In [1]:

# run main function
path = "/mnt/c/mldata/aliccp"
log_path = "/mnt/c/mldata/aliccp"

In [4]:
import os
import pprint
import tempfile
import argparse

from typing import Dict, Text
import pandas as pd
import numpy as np
import tensorflow as tf
import mlflow
import tensorflow_recommenders as tfrs
import datetime
import gc


df_train = pd.read_parquet(path+'/train_processed/')
print(len(df_train))

#filter out long tail products and reduce size of dataset
df_train['counter'] = 1
df_agg = df_train[['item_id','counter']].groupby('item_id').count()
df_agg = df_agg.sort_values("counter",ascending=False)[:10000]
df_train = pd.merge(df_agg, df_train, on=['item_id', 'item_id'], how='left')
print(len(df_train))
df_train['counter'] = 1
cust_agg = df_train[['user_id','counter']].groupby('user_id').count()
cust_agg = cust_agg.sort_values("counter",ascending=False)[:8000]
df_train = pd.merge(cust_agg, df_train, on=['user_id', 'user_id'], how='left')
print(len(df_train))

train = df_train[df_train['click']==1][['item_id','user_id']]
features = ['item_id','user_id']
for i in features:
    train[i] = pd.to_numeric(train[i], errors='coerce',downcast="integer")
train= train.dropna()

items = train['item_id'].unique()
items = tf.convert_to_tensor(items, dtype=tf.int64)

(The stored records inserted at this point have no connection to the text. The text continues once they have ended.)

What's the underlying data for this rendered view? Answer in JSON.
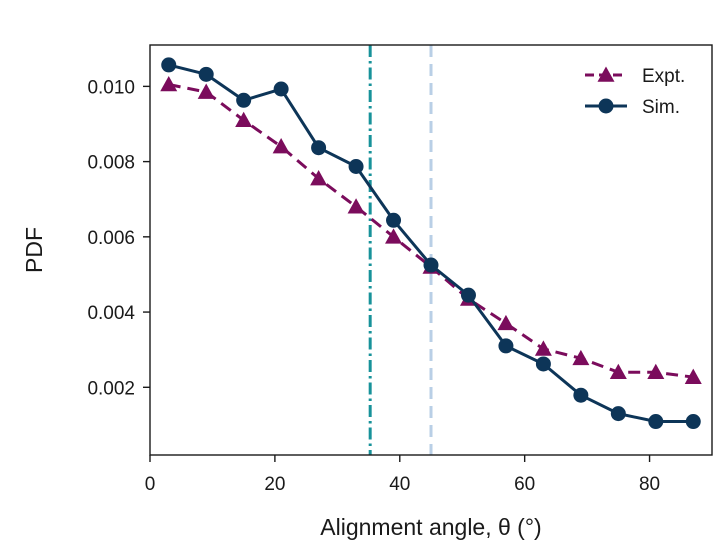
{
  "chart_data": {
    "type": "line",
    "title": "",
    "xlabel": "Alignment angle, θ (°)",
    "ylabel": "PDF",
    "xlim": [
      0,
      90
    ],
    "ylim": [
      0.0002,
      0.0111
    ],
    "xticks": [
      0,
      20,
      40,
      60,
      80
    ],
    "xtick_labels": [
      "0",
      "20",
      "40",
      "60",
      "80"
    ],
    "yticks": [
      0.002,
      0.004,
      0.006,
      0.008,
      0.01
    ],
    "ytick_labels": [
      "0.002",
      "0.004",
      "0.006",
      "0.008",
      "0.010"
    ],
    "grid": false,
    "legend_position": "top-right",
    "x": [
      3,
      9,
      15,
      21,
      27,
      33,
      39,
      45,
      51,
      57,
      63,
      69,
      75,
      81,
      87
    ],
    "series": [
      {
        "name": "Expt.",
        "color": "#7b0c5c",
        "line_style": "dashed",
        "marker": "triangle",
        "values": [
          0.01005,
          0.00985,
          0.0091,
          0.0084,
          0.00755,
          0.0068,
          0.006,
          0.0052,
          0.00435,
          0.0037,
          0.00302,
          0.00277,
          0.0024,
          0.0024,
          0.00227
        ]
      },
      {
        "name": "Sim.",
        "color": "#0d3558",
        "line_style": "solid",
        "marker": "circle",
        "values": [
          0.01057,
          0.01032,
          0.00963,
          0.00993,
          0.00837,
          0.00787,
          0.00644,
          0.00525,
          0.00445,
          0.0031,
          0.00262,
          0.00179,
          0.0013,
          0.00109,
          0.00109
        ]
      }
    ],
    "reference_lines": [
      {
        "x": 35.26,
        "color": "#17929a",
        "style": "dash-dot"
      },
      {
        "x": 45,
        "color": "#b9cfe6",
        "style": "dashed"
      }
    ]
  }
}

train = tf.convert_to_tensor(train, dtype=tf.int64)


train = tf.data.Dataset.from_tensor_slices(train)

interactions = train.map(lambda x: {
    "item_id": x[0],
    "user_id": x[1],
})

item_ds = tf.data.Dataset.from_tensor_slices(items)

tf.random.set_seed(42)
shuffled = interactions.shuffle(100000, seed=42, reshuffle_each_iteration=False)

split = round(len(shuffled)*.8)

train = shuffled.take(split)
test = shuffled.skip(split).take(len(shuffled)-split)

item_ds = item_ds.batch(1_000)
user_ids = interactions.batch(1_000_000).map(lambda x: x["user_id"])

unique_items = np.unique(np.concatenate(list(item_ds)))
unique_user_ids = np.unique(np.concatenate(list(user_ids)))

embedding_dimension = 64
mlflow.log_param("embedding_dimension", embedding_dimension)

user_model = tf.keras.Sequential([
tf.keras.layers.IntegerLookup(
    vocabulary=unique_user_ids, mask_token=None),
# We add an additional embedding to account for unknown tokens.
tf.keras.layers.Embedding(len(unique_user_ids) + 1, embedding_dimension)
])

item_model = tf.keras.Sequential([
tf.keras.layers.IntegerLookup(
    vocabulary=unique_items, mask_token=None),
tf.keras.layers.Embedding(len(unique_items) + 1, embedding_dimension)
])

metrics = tfrs.metrics.FactorizedTopK(candidates=item_ds.batch(128).map(item_model))

task = tfrs.tasks.Retrieval(metrics=metrics)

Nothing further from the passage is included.